Abin confirma uso de programa secreto que monitorou alvos durante governo Bolsonaro
Em nota, agência informou que contrato foi encerrado em maio de 2021
A Agência Brasileira de Inteligência (Abin) confirmou nesta terça-feira ter utilizado um sistema capaz de monitorar a localização de qualquer pessoa por meio do número de telefone celular. A agência operou a ferramenta secreta durante os três primeiros anos do governo de Jair Bolsonaro. O programa permitia, sem qualquer protocolo oficial, vigiar os passos de até 10 mil proprietários de celulares a cada 12 meses. O órgão, contudo, não possui autorização legal para acessar dados privados.
Em nota, a agência admitiu que o contrato para uso do programa, de caráter sigiloso, teve início em em 26 de dezembro de 2018 e foi encerrado em 8 de maio de 2021. “Atualmente, a Agência está em processo de aperfeiçoamento e revisão de seus normativos internos, em consonância com o interesse público e o compromisso com o Estado Democrático de Direito”, diz a agência, em nota.

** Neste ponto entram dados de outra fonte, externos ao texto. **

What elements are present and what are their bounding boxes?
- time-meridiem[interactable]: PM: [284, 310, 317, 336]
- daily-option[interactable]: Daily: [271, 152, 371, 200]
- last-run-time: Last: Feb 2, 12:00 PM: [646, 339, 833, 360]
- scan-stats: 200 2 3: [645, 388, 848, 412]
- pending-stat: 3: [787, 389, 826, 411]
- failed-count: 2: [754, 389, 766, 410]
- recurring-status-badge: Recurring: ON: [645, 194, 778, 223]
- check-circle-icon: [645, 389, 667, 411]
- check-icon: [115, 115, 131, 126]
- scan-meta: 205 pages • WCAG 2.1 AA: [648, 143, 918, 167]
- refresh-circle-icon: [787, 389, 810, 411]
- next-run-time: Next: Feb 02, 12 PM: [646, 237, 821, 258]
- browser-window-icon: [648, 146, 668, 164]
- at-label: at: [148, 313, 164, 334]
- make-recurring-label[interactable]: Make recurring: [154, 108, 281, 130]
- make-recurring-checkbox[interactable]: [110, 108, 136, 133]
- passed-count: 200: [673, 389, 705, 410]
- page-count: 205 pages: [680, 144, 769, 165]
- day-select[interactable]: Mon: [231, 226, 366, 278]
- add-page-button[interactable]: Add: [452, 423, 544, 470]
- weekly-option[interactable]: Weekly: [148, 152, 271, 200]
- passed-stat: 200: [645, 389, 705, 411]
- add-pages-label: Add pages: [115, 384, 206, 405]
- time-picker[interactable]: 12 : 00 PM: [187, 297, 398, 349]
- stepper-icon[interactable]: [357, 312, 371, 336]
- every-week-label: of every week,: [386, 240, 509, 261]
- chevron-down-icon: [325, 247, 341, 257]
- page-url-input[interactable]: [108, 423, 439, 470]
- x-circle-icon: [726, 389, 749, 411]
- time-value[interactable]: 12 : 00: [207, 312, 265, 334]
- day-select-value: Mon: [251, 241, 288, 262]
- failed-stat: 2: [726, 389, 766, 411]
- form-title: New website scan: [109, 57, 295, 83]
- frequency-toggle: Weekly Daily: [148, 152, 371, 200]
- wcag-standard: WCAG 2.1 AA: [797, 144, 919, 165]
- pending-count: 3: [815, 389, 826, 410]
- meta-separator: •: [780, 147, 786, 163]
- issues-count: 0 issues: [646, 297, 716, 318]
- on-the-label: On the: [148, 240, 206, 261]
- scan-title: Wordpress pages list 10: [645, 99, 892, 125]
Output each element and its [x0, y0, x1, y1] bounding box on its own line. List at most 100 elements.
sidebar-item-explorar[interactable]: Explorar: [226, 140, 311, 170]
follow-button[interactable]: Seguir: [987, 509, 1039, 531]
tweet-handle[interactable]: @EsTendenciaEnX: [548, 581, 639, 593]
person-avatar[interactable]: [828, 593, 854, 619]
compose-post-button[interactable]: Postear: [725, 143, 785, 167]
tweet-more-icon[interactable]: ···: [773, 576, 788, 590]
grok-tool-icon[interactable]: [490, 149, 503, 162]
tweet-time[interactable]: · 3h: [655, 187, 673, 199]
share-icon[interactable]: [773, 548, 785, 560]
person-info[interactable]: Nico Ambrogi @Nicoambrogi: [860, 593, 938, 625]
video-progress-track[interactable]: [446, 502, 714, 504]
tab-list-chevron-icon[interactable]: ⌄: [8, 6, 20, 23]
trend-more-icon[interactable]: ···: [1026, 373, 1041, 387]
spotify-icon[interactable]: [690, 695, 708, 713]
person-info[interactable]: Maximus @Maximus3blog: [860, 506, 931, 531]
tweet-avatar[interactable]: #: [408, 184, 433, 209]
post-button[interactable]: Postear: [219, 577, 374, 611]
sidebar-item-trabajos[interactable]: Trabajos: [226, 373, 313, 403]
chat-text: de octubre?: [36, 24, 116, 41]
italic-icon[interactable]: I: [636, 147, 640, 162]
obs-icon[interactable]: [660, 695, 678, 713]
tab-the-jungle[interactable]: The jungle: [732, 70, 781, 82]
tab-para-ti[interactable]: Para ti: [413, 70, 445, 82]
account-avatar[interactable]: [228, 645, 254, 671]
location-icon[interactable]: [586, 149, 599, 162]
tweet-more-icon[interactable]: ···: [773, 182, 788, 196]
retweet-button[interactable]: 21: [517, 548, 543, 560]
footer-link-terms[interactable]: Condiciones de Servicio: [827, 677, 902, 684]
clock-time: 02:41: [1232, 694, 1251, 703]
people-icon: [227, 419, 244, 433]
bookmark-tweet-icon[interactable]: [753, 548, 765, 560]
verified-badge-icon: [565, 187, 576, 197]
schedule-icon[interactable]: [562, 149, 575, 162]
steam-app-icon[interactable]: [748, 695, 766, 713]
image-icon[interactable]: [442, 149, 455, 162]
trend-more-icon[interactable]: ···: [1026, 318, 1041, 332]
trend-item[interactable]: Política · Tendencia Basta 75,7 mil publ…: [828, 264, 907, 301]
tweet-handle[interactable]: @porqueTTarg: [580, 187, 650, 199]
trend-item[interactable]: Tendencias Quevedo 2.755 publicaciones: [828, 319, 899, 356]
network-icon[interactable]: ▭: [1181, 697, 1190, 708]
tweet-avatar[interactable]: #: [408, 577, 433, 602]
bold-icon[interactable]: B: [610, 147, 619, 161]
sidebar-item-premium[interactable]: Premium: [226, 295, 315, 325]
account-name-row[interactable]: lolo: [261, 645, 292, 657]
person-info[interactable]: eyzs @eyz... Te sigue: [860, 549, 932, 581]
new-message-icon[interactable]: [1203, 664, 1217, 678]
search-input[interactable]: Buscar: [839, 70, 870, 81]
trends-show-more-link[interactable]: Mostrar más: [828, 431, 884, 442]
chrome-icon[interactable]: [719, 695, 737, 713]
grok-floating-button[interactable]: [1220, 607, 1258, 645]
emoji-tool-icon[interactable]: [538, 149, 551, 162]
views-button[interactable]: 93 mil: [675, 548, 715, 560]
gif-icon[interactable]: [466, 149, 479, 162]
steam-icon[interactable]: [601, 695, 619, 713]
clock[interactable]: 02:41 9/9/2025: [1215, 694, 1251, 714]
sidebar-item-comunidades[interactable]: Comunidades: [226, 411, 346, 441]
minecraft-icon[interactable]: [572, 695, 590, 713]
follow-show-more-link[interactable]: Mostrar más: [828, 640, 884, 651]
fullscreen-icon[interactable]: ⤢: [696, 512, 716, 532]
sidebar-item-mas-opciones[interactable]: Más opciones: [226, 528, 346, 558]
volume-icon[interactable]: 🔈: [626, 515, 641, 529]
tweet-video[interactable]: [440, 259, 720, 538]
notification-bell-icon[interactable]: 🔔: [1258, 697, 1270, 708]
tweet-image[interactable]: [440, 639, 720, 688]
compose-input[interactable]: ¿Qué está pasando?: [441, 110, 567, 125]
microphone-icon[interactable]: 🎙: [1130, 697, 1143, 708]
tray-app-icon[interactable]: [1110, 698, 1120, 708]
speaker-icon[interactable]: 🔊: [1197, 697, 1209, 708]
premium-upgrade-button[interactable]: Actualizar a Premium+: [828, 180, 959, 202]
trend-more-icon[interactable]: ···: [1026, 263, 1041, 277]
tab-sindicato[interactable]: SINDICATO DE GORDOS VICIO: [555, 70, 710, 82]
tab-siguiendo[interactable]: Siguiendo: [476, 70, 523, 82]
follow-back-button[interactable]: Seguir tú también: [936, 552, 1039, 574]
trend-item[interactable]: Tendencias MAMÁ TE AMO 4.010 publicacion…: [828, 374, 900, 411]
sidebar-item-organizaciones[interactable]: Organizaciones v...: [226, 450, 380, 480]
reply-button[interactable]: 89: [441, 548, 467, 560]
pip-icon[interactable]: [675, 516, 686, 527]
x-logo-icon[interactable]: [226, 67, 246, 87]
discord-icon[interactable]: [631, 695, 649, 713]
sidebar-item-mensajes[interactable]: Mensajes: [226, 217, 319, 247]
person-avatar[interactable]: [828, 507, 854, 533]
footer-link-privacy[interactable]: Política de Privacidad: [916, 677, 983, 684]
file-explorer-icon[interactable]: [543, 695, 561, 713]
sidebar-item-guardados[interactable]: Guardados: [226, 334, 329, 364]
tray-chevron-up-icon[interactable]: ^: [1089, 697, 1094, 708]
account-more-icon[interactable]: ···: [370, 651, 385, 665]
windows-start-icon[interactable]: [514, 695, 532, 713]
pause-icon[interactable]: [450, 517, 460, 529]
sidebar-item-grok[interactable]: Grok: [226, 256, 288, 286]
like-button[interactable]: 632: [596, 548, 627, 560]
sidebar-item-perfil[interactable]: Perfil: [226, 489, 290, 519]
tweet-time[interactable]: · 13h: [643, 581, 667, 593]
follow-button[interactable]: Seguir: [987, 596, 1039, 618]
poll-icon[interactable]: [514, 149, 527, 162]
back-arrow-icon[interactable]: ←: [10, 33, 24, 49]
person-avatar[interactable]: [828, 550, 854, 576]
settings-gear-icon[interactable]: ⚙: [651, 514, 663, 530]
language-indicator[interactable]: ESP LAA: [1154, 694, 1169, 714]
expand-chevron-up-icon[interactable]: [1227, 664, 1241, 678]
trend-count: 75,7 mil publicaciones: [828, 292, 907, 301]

A ferramenta, chamada “FirstMile”, ofereceu à agência de inteligência a possibilidade de identificar a “localização da área aproximada de aparelhos que utilizam as redes 2G, 3G e 4G”. Desenvolvido pela empresa israelense Cognyte (ex-Verint), o programa permitia rastrear o paradeiro de uma pessoa a partir de dados transferidos do celular para torres de telecomunicações instaladas em diferentes regiões. Com base no fluxo dessas informações, o sistema oferecia a possibilidade de acessar o histórico de deslocamentos e até criar “alertas em tempo real” de movimentações de um alvo em diferentes endereços.
Integrantes da Abin relatam que o mecanismo era usado sem a necessidade de registros sobre quais pesquisas eram realizadas. Na prática, qualquer celular poderia ser monitorado pelo programa sem uma justificativa oficial. A utilização da ferramenta gerou questionamentos internos no órgão, inclusive com relatos de sua utilização contra os próprios agentes. A polêmica resultou em um procedimento interno para apurar os critérios de utilização e a regularidade da contratação dessa tecnologia de espionagem.
Ramagem diz que uso foi legal
Em suas redes sociais, o ex-diretor da Abin e atualmente deputado federal, Alexandre Ramagem (PL-RJ), afirmou que o uso da ferramenta estava dentro da legalidade, embora não explique qual norma permitiu à agência pudesse monitorar alvos de forma sigilosa e sem a necessidade de registros.
Na postagem, Ramagem afirma que o programa havia sido comprado na gestão anterior, ainda na gestão de Michel Temer. A contratação, contudo, é datada de 26 de dezembro, a cinco dias do início do governo Bolsonaro, quando a ferramenta continuiu a ser usada ao longo de três anos.
— Em 2019, ao assumir o órgão, procedemos verificação formal do amparo legal de todos os contratos. Para essa ferramenta, instauramos ainda correição específica para afirmar a regular utilização dentro da legalidade pelos seus administradores, cumprindo transparência e austeridade — afirmou em suas redes sociais.
O Globo obteve o documento que instaurou a correição citada pro Ramagem. O documento está presente em um boletim interno da agência publicado no dia 28 de março de 2022, quase um ano após o fim do contrato, como confirmado pela Abin. Ramagem deixou o cargo dois dias após o procedimento ser instaurado em razão de sua candidatura à Câmara dos Deputados.